Entre as aves que fazem parte das nossas histórias de criança, poucas serão tão familiares como a labalinha, nome popular pelo qual é conhecida a alvéola-cinzenta (Motacilla cinerea). Para muitos simplesmente a Ave de Nossa Senhora, uma pequena ave discreta que acompanhava o quotidiano das pessoas nos campos, nas ribeiras e nas zonas costeiras da ilha, sempre com uma vivacidade ímpar.

Embora esteja normalmente associada a cursos de água doce, é frequente observá-la junto ao mar, em portos, desembocaduras de ribeiras, terrenos agrícolas e muros de pedra. A sua silhueta elegante, marcada pela longa cauda em constante movimento, torna-a facilmente reconhecível.

A alimentação baseia-se sobretudo em pequenos insetos e outros invertebrados. Mosquitos, moscas, larvas, aranhas e insetos fazem parte da sua dieta diária. É comum vê-la correr agilmente entre pedras, margens de ribeiras ou zonas costeiras, capturando alimento com grande rapidez.

Durante a época de reprodução, é possível distinguir machos e fêmeas. O macho apresenta uma característica garganta negra, que contrasta com o amarelo vivo do ventre e o cinzento do dorso. A fêmea tem uma coloração mais discreta, com a garganta clara e menor contraste entre as diferentes tonalidades da plumagem. Fora da época reprodutora, essa distinção torna-se mais difícil, pois o macho perde parte da coloração característica.

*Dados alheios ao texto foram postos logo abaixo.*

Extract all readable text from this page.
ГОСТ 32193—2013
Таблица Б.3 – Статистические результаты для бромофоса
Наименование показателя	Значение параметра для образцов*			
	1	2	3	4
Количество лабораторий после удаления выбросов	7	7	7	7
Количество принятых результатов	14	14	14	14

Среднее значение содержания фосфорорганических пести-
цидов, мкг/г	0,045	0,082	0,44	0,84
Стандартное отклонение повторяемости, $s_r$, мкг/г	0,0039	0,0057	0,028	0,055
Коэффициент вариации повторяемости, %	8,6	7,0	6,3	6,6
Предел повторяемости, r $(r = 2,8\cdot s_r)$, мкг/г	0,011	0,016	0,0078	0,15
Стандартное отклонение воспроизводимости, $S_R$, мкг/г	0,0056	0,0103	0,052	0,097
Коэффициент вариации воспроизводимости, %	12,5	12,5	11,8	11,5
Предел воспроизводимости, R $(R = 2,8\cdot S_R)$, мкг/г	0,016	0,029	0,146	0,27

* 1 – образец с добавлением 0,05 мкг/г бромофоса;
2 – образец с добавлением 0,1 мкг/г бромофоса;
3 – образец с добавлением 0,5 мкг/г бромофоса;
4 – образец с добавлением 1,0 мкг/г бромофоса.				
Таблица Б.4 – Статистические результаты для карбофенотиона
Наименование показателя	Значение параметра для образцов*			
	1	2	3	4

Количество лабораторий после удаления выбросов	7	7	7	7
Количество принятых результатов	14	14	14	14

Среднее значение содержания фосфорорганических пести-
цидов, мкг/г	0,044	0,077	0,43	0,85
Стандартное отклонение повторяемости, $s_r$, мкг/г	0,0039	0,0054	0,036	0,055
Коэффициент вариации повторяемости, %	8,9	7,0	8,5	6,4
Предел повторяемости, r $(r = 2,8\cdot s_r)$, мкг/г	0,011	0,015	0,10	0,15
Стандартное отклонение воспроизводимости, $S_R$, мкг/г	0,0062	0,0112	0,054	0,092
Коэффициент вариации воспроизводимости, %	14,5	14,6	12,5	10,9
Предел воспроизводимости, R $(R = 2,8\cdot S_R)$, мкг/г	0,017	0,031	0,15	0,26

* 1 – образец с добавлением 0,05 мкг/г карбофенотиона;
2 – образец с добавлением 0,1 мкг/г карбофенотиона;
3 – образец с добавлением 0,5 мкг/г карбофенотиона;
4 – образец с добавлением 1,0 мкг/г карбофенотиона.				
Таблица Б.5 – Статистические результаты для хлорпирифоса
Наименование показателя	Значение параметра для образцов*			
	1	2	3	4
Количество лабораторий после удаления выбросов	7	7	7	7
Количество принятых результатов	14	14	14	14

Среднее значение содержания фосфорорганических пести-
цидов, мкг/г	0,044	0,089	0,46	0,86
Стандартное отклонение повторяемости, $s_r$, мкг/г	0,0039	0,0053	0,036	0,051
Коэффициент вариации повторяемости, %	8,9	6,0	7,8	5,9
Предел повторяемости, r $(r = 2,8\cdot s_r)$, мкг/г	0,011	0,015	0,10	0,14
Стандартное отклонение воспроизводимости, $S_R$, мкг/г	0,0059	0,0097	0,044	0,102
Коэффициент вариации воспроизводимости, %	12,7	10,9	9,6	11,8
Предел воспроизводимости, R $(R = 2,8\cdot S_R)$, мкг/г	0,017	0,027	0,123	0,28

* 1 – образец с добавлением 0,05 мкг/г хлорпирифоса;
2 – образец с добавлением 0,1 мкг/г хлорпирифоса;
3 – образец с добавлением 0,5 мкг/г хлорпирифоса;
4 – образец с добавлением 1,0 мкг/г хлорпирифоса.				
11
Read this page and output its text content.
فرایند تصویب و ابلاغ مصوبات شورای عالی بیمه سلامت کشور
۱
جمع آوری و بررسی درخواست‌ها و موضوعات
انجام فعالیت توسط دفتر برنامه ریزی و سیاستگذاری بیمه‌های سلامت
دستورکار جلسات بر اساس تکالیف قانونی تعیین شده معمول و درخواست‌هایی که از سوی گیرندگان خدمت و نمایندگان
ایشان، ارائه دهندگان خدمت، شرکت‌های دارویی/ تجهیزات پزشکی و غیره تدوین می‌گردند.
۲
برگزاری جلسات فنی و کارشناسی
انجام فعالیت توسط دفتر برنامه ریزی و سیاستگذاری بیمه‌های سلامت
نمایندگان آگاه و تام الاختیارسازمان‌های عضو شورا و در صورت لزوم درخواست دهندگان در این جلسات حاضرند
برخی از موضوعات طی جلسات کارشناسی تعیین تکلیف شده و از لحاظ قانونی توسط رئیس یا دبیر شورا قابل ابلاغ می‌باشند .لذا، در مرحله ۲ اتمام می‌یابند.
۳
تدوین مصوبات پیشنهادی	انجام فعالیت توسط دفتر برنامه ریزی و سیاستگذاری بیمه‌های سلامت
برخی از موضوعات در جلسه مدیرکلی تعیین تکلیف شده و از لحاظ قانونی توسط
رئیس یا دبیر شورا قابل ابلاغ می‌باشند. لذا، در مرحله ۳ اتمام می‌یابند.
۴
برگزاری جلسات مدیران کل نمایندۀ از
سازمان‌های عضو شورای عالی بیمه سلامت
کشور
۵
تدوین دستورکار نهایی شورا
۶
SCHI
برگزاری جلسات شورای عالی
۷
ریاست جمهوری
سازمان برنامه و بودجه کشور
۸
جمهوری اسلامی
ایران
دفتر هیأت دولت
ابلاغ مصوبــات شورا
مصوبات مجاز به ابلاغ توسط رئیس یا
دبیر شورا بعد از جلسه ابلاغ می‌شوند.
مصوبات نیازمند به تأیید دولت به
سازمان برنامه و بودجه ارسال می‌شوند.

Hoje, tenho a percepção de que a sua presença é menos frequente do que outrora, embora continue a ser observada em vários pontos da ilha, sobretudo nas zonas costeiras, mas aparentemente a sua população é bem menor.

A labalinha recorda-nos a importância dos pequenos habitats naturais que tantas vezes passam despercebidos. Uma ribeira preservada, uma zona húmida saudável ou uma linha de água limpa não beneficiam apenas a paisagem, mas também inúmeras espécies que dependem desses ambientes para sobreviver.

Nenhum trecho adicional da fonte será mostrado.